Przynieśliśmy tu Wam ze Stasicą całą teczkę kiełbasy grillowej

Z kręgów zbliżonych do ZLewu (Zjednoczonej Lewicy) doszły nas słuchy, że władze partii kategorycznie zakazały Tomaszowi Lewandowskiemu brania udziału w kampanii wyborczej lewicy. W Warszawie postrzegany jest bowiem jako osobnik, który przynosi więcej szkody niżeli pożytku, a w polityce porusza się niemal jak słoń (no może słonik) w składzie porcelany. Dlatego właśnie, mimo że to ostatnie dni kampanii, lewica tonie i walczy o przeżycie, sondaże wskazują że może zniknąć z krajowej sceny politycznej i wszyscy powinni zabiegać o głosy elektoratu, Tomasz Lewandowski nie angażuje się w kampanię wyborczą i wyjeżdża sobie na wycieczkę do Berlina, by oglądać schronisko dla porzuconych piesków.
Tego dziwnego zachowania szefa poznańskiego ZLewu, w sytuacji, gdy każdy zdobyty głos może uratować jego partię przed polityczną anihilacją, nie można logicznie wytłumaczyć niczym innym niż karnym odsunięciem go od kampanii.

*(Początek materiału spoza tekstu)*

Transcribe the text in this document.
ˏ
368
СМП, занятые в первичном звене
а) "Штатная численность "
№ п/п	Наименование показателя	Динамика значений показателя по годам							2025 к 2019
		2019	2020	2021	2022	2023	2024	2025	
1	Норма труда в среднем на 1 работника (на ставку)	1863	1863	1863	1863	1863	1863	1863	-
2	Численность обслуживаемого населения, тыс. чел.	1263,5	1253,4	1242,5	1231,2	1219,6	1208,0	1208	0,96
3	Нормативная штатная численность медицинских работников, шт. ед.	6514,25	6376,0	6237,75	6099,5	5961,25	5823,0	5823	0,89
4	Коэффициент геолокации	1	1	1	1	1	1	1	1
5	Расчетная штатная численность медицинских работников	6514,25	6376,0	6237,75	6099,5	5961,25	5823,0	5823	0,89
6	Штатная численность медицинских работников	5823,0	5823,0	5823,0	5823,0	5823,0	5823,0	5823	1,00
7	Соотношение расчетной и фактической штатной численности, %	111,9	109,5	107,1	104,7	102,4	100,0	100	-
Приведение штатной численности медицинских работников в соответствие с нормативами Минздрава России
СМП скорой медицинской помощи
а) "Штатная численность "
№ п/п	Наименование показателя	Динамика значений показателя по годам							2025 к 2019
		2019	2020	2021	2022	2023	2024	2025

Z plotek na mieście wynika, że nie była to jego suwerenna decyzją, a polecenie władz partyjnych, które uznały że jest sabotażystą albo idiotą, a nie mają czasu rozstrzygać tej kwestii, zaś jedno i drugie go kompromituje. Jest to wielki cios dla kariery politycznej Tomasza Lewandowskiego, który bardzo liczył, że Barbara Nowacka sprawi, że jego kariera wreszcie ruszy i zostanie szefem wielkopolskiego ZLewu. Jego pozycja była zresztą silna, bo Krystyna Łybacka wyemigrowała do Europarlamentu, a on miał dobre relacje z palikotowcami i ruchami miejskimi.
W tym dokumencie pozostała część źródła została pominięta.